Turkey Red and the Slave Economy

Rebecca Quinton, Research Manager (Art)
a painting of a gathering scene. Some people have umbrellas and most are dressed in white. The sky is blue with clouds.

Agostino Brunias, Linen Day, Roseau, Dominica – A Market Scene, about 1780

Yale Center for British Art, Paul Mellon Collection

9th May 2019

Turkey Red, a process of dying cotton a vibrant crimson, has an early history in Scotland that is tainted by its links to the transatlantic slave trade and its associated economy. The process was introduced to Glasgow in 1785 by George Macintosh and David Dale. Macintosh had previously established a cudbear dye works at Dunchattan, Glasgow, whilst Dale, who was involved in the cotton industry, was busy founding New Lanark mills. Macintosh and Dale had invited Pierre Jacques Papillon, a French dyer from Rouen, to visit the city in order to start a Turkey Red business, which was first advertised in the Glasgow Mercury on 15 December 1785.

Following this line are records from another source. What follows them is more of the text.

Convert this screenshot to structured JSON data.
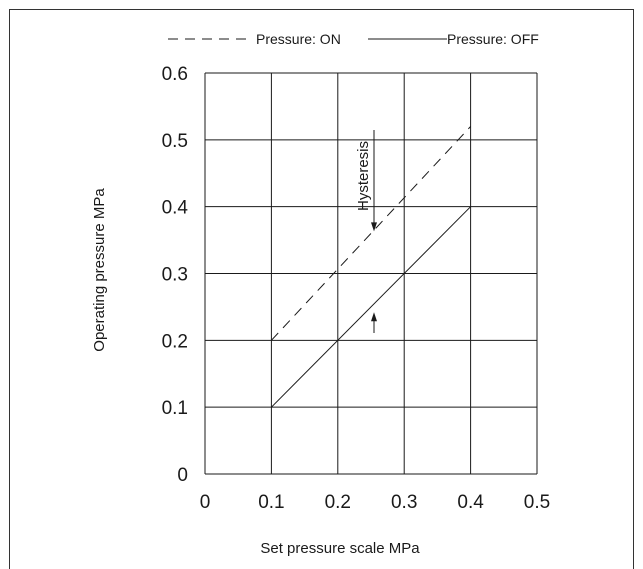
{
  "chart_data": {
    "type": "line",
    "xlabel": "Set pressure scale MPa",
    "ylabel": "Operating pressure MPa",
    "xlim": [
      0,
      0.5
    ],
    "ylim": [
      0,
      0.6
    ],
    "x_ticks": [
      "0",
      "0.1",
      "0.2",
      "0.3",
      "0.4",
      "0.5"
    ],
    "y_ticks": [
      "0",
      "0.1",
      "0.2",
      "0.3",
      "0.4",
      "0.5",
      "0.6"
    ],
    "grid": true,
    "legend_position": "top",
    "series": [
      {
        "name": "Pressure: ON",
        "line_style": "dashed",
        "x": [
          0.1,
          0.4
        ],
        "y": [
          0.2,
          0.52
        ]
      },
      {
        "name": "Pressure: OFF",
        "line_style": "solid",
        "x": [
          0.1,
          0.4
        ],
        "y": [
          0.1,
          0.4
        ]
      }
    ],
    "annotations": [
      {
        "text": "Hysteresis",
        "x": 0.25,
        "y_from": 0.36,
        "y_to": 0.245
      }
    ]
  },
  "colors": {
    "line": "#1a1a1a",
    "grid": "#1a1a1a",
    "background": "#ffffff"
  }
}
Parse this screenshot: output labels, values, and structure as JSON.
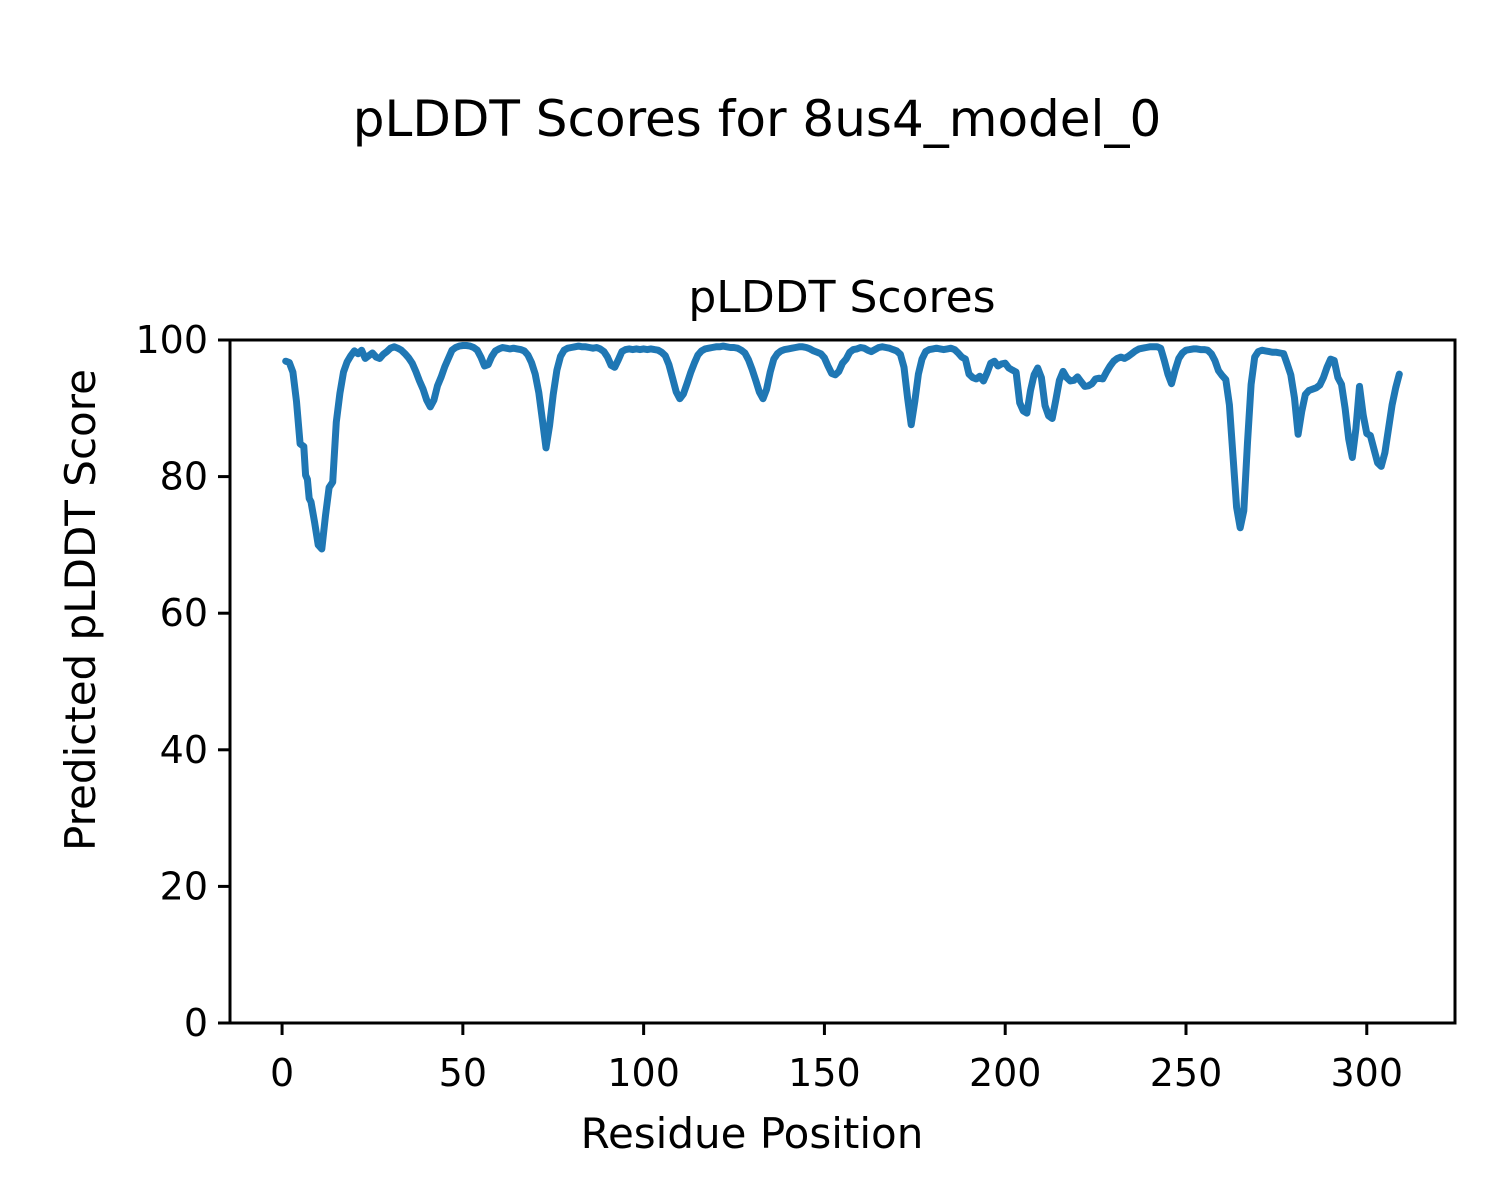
{
  "figure": {
    "title": "pLDDT Scores for 8us4_model_0"
  },
  "chart_data": {
    "type": "line",
    "title": "pLDDT Scores",
    "xlabel": "Residue Position",
    "ylabel": "Predicted pLDDT Score",
    "xlim": [
      -14.4,
      324.4
    ],
    "ylim": [
      0,
      100
    ],
    "xticks": [
      0,
      50,
      100,
      150,
      200,
      250,
      300
    ],
    "yticks": [
      0,
      20,
      40,
      60,
      80,
      100
    ],
    "grid": false,
    "legend": "none",
    "line_color": "#1f77b4",
    "line_width": 7,
    "series": [
      {
        "name": "pLDDT",
        "points": [
          [
            1,
            96.9
          ],
          [
            2,
            96.7
          ],
          [
            3,
            95.3
          ],
          [
            4,
            91.0
          ],
          [
            5,
            84.8
          ],
          [
            6,
            84.4
          ],
          [
            6.5,
            80.2
          ],
          [
            7,
            79.6
          ],
          [
            7.5,
            76.8
          ],
          [
            8,
            76.3
          ],
          [
            9,
            73.3
          ],
          [
            10,
            70.0
          ],
          [
            11,
            69.4
          ],
          [
            12,
            74.3
          ],
          [
            13,
            78.4
          ],
          [
            14,
            79.2
          ],
          [
            15,
            88.0
          ],
          [
            16,
            92.2
          ],
          [
            17,
            95.3
          ],
          [
            18,
            96.8
          ],
          [
            19,
            97.7
          ],
          [
            20,
            98.4
          ],
          [
            21,
            98.0
          ],
          [
            22,
            98.5
          ],
          [
            23,
            97.3
          ],
          [
            24,
            97.7
          ],
          [
            25,
            98.1
          ],
          [
            26,
            97.5
          ],
          [
            27,
            97.3
          ],
          [
            28,
            97.9
          ],
          [
            29,
            98.3
          ],
          [
            30,
            98.8
          ],
          [
            31,
            99.0
          ],
          [
            32,
            98.8
          ],
          [
            33,
            98.5
          ],
          [
            34,
            98.0
          ],
          [
            35,
            97.4
          ],
          [
            36,
            96.6
          ],
          [
            37,
            95.4
          ],
          [
            38,
            94.0
          ],
          [
            39,
            92.8
          ],
          [
            40,
            91.2
          ],
          [
            41,
            90.2
          ],
          [
            42,
            91.2
          ],
          [
            43,
            93.3
          ],
          [
            44,
            94.6
          ],
          [
            45,
            96.1
          ],
          [
            46,
            97.3
          ],
          [
            47,
            98.5
          ],
          [
            48,
            98.9
          ],
          [
            49,
            99.1
          ],
          [
            50,
            99.2
          ],
          [
            51,
            99.2
          ],
          [
            52,
            99.1
          ],
          [
            53,
            98.9
          ],
          [
            54,
            98.5
          ],
          [
            55,
            97.5
          ],
          [
            56,
            96.2
          ],
          [
            57,
            96.4
          ],
          [
            58,
            97.6
          ],
          [
            59,
            98.4
          ],
          [
            60,
            98.7
          ],
          [
            61,
            98.9
          ],
          [
            62,
            98.8
          ],
          [
            63,
            98.7
          ],
          [
            64,
            98.8
          ],
          [
            65,
            98.7
          ],
          [
            66,
            98.6
          ],
          [
            67,
            98.4
          ],
          [
            68,
            97.8
          ],
          [
            69,
            96.7
          ],
          [
            70,
            95.0
          ],
          [
            71,
            92.3
          ],
          [
            72,
            88.3
          ],
          [
            73,
            84.2
          ],
          [
            74,
            87.5
          ],
          [
            75,
            92.0
          ],
          [
            76,
            95.6
          ],
          [
            77,
            97.6
          ],
          [
            78,
            98.5
          ],
          [
            79,
            98.8
          ],
          [
            80,
            98.9
          ],
          [
            81,
            99.0
          ],
          [
            82,
            99.1
          ],
          [
            83,
            99.0
          ],
          [
            84,
            99.0
          ],
          [
            85,
            98.9
          ],
          [
            86,
            98.8
          ],
          [
            87,
            98.9
          ],
          [
            88,
            98.7
          ],
          [
            89,
            98.3
          ],
          [
            90,
            97.5
          ],
          [
            91,
            96.3
          ],
          [
            92,
            96.0
          ],
          [
            93,
            97.1
          ],
          [
            94,
            98.3
          ],
          [
            95,
            98.6
          ],
          [
            96,
            98.7
          ],
          [
            97,
            98.6
          ],
          [
            98,
            98.7
          ],
          [
            99,
            98.6
          ],
          [
            100,
            98.7
          ],
          [
            101,
            98.6
          ],
          [
            102,
            98.7
          ],
          [
            103,
            98.6
          ],
          [
            104,
            98.5
          ],
          [
            105,
            98.2
          ],
          [
            106,
            97.7
          ],
          [
            107,
            96.4
          ],
          [
            108,
            94.4
          ],
          [
            109,
            92.4
          ],
          [
            110,
            91.4
          ],
          [
            111,
            92.1
          ],
          [
            112,
            93.6
          ],
          [
            113,
            95.2
          ],
          [
            114,
            96.6
          ],
          [
            115,
            97.8
          ],
          [
            116,
            98.4
          ],
          [
            117,
            98.7
          ],
          [
            118,
            98.8
          ],
          [
            119,
            98.9
          ],
          [
            120,
            99.0
          ],
          [
            121,
            99.0
          ],
          [
            122,
            99.1
          ],
          [
            123,
            99.0
          ],
          [
            124,
            98.9
          ],
          [
            125,
            98.9
          ],
          [
            126,
            98.8
          ],
          [
            127,
            98.5
          ],
          [
            128,
            98.1
          ],
          [
            129,
            97.1
          ],
          [
            130,
            95.7
          ],
          [
            131,
            94.1
          ],
          [
            132,
            92.4
          ],
          [
            133,
            91.4
          ],
          [
            134,
            92.8
          ],
          [
            135,
            95.3
          ],
          [
            136,
            97.2
          ],
          [
            137,
            98.0
          ],
          [
            138,
            98.4
          ],
          [
            139,
            98.6
          ],
          [
            140,
            98.7
          ],
          [
            141,
            98.8
          ],
          [
            142,
            98.9
          ],
          [
            143,
            99.0
          ],
          [
            144,
            99.0
          ],
          [
            145,
            98.9
          ],
          [
            146,
            98.7
          ],
          [
            147,
            98.4
          ],
          [
            148,
            98.2
          ],
          [
            149,
            98.0
          ],
          [
            150,
            97.4
          ],
          [
            151,
            96.2
          ],
          [
            152,
            95.1
          ],
          [
            153,
            94.9
          ],
          [
            154,
            95.4
          ],
          [
            155,
            96.6
          ],
          [
            156,
            97.2
          ],
          [
            157,
            98.2
          ],
          [
            158,
            98.6
          ],
          [
            159,
            98.7
          ],
          [
            160,
            98.9
          ],
          [
            161,
            98.8
          ],
          [
            162,
            98.5
          ],
          [
            163,
            98.3
          ],
          [
            164,
            98.6
          ],
          [
            165,
            98.9
          ],
          [
            166,
            99.0
          ],
          [
            167,
            98.9
          ],
          [
            168,
            98.8
          ],
          [
            169,
            98.6
          ],
          [
            170,
            98.4
          ],
          [
            171,
            97.9
          ],
          [
            172,
            96.0
          ],
          [
            173,
            91.5
          ],
          [
            174,
            87.6
          ],
          [
            175,
            91.0
          ],
          [
            176,
            95.0
          ],
          [
            177,
            97.2
          ],
          [
            178,
            98.3
          ],
          [
            179,
            98.6
          ],
          [
            180,
            98.7
          ],
          [
            181,
            98.8
          ],
          [
            182,
            98.7
          ],
          [
            183,
            98.6
          ],
          [
            184,
            98.7
          ],
          [
            185,
            98.8
          ],
          [
            186,
            98.6
          ],
          [
            187,
            98.1
          ],
          [
            188,
            97.5
          ],
          [
            189,
            97.2
          ],
          [
            190,
            95.0
          ],
          [
            191,
            94.5
          ],
          [
            192,
            94.3
          ],
          [
            193,
            94.7
          ],
          [
            194,
            94.0
          ],
          [
            195,
            95.2
          ],
          [
            196,
            96.6
          ],
          [
            197,
            96.9
          ],
          [
            198,
            96.2
          ],
          [
            199,
            96.5
          ],
          [
            200,
            96.6
          ],
          [
            201,
            95.9
          ],
          [
            202,
            95.6
          ],
          [
            203,
            95.3
          ],
          [
            204,
            90.8
          ],
          [
            205,
            89.6
          ],
          [
            206,
            89.3
          ],
          [
            207,
            92.6
          ],
          [
            208,
            94.9
          ],
          [
            209,
            95.9
          ],
          [
            210,
            94.5
          ],
          [
            211,
            90.4
          ],
          [
            212,
            88.9
          ],
          [
            213,
            88.5
          ],
          [
            214,
            91.2
          ],
          [
            215,
            94.1
          ],
          [
            216,
            95.4
          ],
          [
            217,
            94.5
          ],
          [
            218,
            94.0
          ],
          [
            219,
            94.1
          ],
          [
            220,
            94.6
          ],
          [
            221,
            93.9
          ],
          [
            222,
            93.2
          ],
          [
            223,
            93.3
          ],
          [
            224,
            93.6
          ],
          [
            225,
            94.3
          ],
          [
            226,
            94.4
          ],
          [
            227,
            94.3
          ],
          [
            228,
            95.3
          ],
          [
            229,
            96.2
          ],
          [
            230,
            96.9
          ],
          [
            231,
            97.3
          ],
          [
            232,
            97.5
          ],
          [
            233,
            97.3
          ],
          [
            234,
            97.6
          ],
          [
            235,
            98.0
          ],
          [
            236,
            98.4
          ],
          [
            237,
            98.7
          ],
          [
            238,
            98.8
          ],
          [
            239,
            98.9
          ],
          [
            240,
            99.0
          ],
          [
            241,
            99.0
          ],
          [
            242,
            99.0
          ],
          [
            243,
            98.8
          ],
          [
            244,
            97.0
          ],
          [
            245,
            95.0
          ],
          [
            246,
            93.6
          ],
          [
            247,
            95.6
          ],
          [
            248,
            97.3
          ],
          [
            249,
            98.1
          ],
          [
            250,
            98.5
          ],
          [
            251,
            98.6
          ],
          [
            252,
            98.7
          ],
          [
            253,
            98.7
          ],
          [
            254,
            98.6
          ],
          [
            255,
            98.6
          ],
          [
            256,
            98.5
          ],
          [
            257,
            98.0
          ],
          [
            258,
            97.0
          ],
          [
            259,
            95.5
          ],
          [
            260,
            94.8
          ],
          [
            261,
            94.2
          ],
          [
            262,
            90.5
          ],
          [
            263,
            83.0
          ],
          [
            264,
            75.5
          ],
          [
            265,
            72.5
          ],
          [
            266,
            75.0
          ],
          [
            267,
            85.0
          ],
          [
            268,
            93.5
          ],
          [
            269,
            97.5
          ],
          [
            270,
            98.3
          ],
          [
            271,
            98.5
          ],
          [
            272,
            98.4
          ],
          [
            273,
            98.3
          ],
          [
            274,
            98.2
          ],
          [
            275,
            98.2
          ],
          [
            276,
            98.1
          ],
          [
            277,
            98.0
          ],
          [
            278,
            96.5
          ],
          [
            279,
            94.9
          ],
          [
            280,
            91.5
          ],
          [
            281,
            86.2
          ],
          [
            282,
            89.5
          ],
          [
            283,
            92.0
          ],
          [
            284,
            92.6
          ],
          [
            285,
            92.8
          ],
          [
            286,
            93.0
          ],
          [
            287,
            93.4
          ],
          [
            288,
            94.5
          ],
          [
            289,
            96.0
          ],
          [
            290,
            97.2
          ],
          [
            291,
            97.0
          ],
          [
            292,
            94.5
          ],
          [
            293,
            93.5
          ],
          [
            294,
            90.0
          ],
          [
            295,
            85.5
          ],
          [
            296,
            82.8
          ],
          [
            297,
            87.0
          ],
          [
            298,
            93.2
          ],
          [
            299,
            89.0
          ],
          [
            300,
            86.3
          ],
          [
            301,
            86.0
          ],
          [
            302,
            84.0
          ],
          [
            303,
            82.0
          ],
          [
            304,
            81.5
          ],
          [
            305,
            83.5
          ],
          [
            306,
            87.0
          ],
          [
            307,
            90.5
          ],
          [
            308,
            93.0
          ],
          [
            309,
            95.0
          ]
        ]
      }
    ]
  }
}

Dying using the Turkey Red process produced a bright shade that was believed to be and often marketed as being very hardy and extremely slow to fade, even with repeated washing and bright sunlight, making it ideal for use in hotter climates such as the British colonies. Initially only cotton yarn could be dyed using this process, which was then woven to create striped and checked gingham cloths. Many early Turkey Red textiles were exported from Greenock and Port Glasgow to north America and the West Indies where they were worn by enslaved men, women and children as shown in the idealized paintings of West Indian plantations by the Italian artist Agostino Brunias who travelled to Dominica in 1770 and later settled there before his death in 1796.

In the early 1800s various methods of discharge printing were developed that allowed woven cloth rather than just the yarn to be dyed with Turkey Red. One of the main early products made by this technique were large handkerchiefs or bandannas. The first were manufactured by McBrayne, Stenhouse & Co., but a vast number were made by Monteith, Bogle and Co., who had taken over Macintosh and Dale’s dyeworks. Like many industries developing in and around Glasgow at this period a lot of the finance behind these early Turkey Red companies came from the profits made from Scottish-run plantations in the Caribbean or Glasgow-based merchants involved in the transatlantic trade of tobacco and sugar. This was doubly-so for Monteith, Bogle & Co., as Henry Monteith’s wife, Rebecca, was the daughter of Alexander Garden of Francis Garden & Co., whilst Adam Bogle was also a partner of Robert Bogle Jun. and Co., both well-established Glasgow West India merchants.